The third piece of news was that consumer price inflation was up 10.9% in February. Food (which contributes 47% of CPI) was up 13.7%. Clothing and footwear was up 13%. The next piece of inflation data, the Wholesale Price Index is due on Thursday. The WPI was up year-on-year by 6.6% in January. It has a much lower weight for food and clothing and another key CPI item, housing doesn't feature at all.

The inflation numbers are poor. On year-on-year calculations, this is the third month in a row that the CPI is running in double-digits. The divergence between CPI (up) and WPI (down in the last two months) is also tough to reconcile, even given differences in weights of food.

Assuming the numbers are broadly correct (government data is subject to massive revision), one assumes the economy is still bottoming.
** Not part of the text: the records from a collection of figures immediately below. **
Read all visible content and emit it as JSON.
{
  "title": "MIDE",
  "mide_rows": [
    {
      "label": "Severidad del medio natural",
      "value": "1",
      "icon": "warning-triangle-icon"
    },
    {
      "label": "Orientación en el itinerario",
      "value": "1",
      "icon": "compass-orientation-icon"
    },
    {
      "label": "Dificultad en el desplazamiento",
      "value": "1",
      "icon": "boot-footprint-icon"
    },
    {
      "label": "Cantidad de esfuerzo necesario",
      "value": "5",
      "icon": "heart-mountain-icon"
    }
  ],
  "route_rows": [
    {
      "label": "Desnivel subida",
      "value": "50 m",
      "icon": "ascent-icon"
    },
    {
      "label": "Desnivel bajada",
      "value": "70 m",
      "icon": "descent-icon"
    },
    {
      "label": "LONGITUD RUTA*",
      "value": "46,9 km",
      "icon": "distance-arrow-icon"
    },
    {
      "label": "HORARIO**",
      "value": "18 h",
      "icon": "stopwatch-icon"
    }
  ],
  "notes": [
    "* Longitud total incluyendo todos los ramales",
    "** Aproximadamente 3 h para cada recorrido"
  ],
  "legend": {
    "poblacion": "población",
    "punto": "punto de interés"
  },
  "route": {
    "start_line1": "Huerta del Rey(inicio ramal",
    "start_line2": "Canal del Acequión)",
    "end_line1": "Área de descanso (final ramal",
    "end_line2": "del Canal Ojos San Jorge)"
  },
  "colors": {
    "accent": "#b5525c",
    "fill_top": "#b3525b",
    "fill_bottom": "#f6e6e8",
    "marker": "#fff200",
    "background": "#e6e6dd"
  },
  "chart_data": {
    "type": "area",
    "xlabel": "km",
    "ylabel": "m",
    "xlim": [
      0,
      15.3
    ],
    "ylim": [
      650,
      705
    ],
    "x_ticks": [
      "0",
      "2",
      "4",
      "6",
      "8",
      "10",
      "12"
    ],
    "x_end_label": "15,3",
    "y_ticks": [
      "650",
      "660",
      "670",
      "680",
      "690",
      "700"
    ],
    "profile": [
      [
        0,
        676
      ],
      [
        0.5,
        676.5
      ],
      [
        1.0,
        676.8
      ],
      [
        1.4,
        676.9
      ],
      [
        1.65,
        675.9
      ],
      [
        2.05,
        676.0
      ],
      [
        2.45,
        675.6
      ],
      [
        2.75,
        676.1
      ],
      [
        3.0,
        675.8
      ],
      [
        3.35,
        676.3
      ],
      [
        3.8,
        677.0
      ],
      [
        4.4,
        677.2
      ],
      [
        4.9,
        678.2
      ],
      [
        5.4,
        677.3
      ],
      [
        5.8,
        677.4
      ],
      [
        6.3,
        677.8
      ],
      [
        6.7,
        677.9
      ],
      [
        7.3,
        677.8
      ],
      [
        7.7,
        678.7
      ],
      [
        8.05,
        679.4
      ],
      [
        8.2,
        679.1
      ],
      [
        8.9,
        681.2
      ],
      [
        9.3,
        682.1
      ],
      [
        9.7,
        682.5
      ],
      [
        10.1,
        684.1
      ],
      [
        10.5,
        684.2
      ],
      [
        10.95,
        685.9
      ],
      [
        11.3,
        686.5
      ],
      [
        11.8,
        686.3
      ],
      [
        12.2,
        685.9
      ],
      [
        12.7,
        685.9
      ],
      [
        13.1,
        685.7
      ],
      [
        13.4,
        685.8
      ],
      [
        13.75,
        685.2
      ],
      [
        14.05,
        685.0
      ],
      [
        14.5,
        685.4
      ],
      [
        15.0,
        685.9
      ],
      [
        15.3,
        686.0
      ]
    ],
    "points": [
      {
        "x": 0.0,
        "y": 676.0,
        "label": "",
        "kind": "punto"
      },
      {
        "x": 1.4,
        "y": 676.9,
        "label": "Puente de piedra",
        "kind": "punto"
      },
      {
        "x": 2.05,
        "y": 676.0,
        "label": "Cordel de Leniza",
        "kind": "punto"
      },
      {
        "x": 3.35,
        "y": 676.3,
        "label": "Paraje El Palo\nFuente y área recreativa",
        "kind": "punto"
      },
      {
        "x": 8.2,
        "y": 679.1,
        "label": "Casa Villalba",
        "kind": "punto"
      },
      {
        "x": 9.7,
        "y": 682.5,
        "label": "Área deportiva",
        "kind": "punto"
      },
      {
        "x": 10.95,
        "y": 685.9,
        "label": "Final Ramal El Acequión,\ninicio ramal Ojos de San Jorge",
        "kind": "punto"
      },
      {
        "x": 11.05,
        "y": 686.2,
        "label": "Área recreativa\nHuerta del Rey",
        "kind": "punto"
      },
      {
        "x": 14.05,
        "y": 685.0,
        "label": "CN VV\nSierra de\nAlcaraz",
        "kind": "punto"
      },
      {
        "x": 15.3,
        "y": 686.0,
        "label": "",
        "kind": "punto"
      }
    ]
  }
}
There has been some pickup in industrial activity and exports are likely to start doing better because the US economy is seeing a slow recovery.
Inflation is going to continue running high because of bottlenecks in food supply, if nothing else. The inflation effect on consumption demand has already been negative as seen in Q3 results and lower auto-sales.

After the WPI data is released on Thursday, we will have a better idea of the inflation situation. At that stage, the market will possess all the publicly available data pertaining to the RBI's next Credit Policy next Tuesday. Prior to the IIP and CPI release, optimists were hoping for a big rate cut of 50 basis points on the Repurchase rate. The high CPI numbers and ironically, the positive IIP numbers have dashed those hopes.

As of now, the consensus expectation is a minimum cut of 25 basis points. If the WPI numbers are exceptionally good (unlikely), the possibility of a larger cut arises. If the numbers are poor – if the WPI year-on-year change is above 6.75%, the consensus on a rate cut occurring at all will decline.

What is more interesting than the actually RBI action is that will lead to gyrations in the Bank Nifty over the next 4 sessions. Given historical volatility during these periods (the five sessions when IIP, CPI, WPI data is released and the Credit Policy) the index could swing between 11,700 and 12,400. Try and stay on the right side of the moves until March 19-20. Or stay out of financial stocks.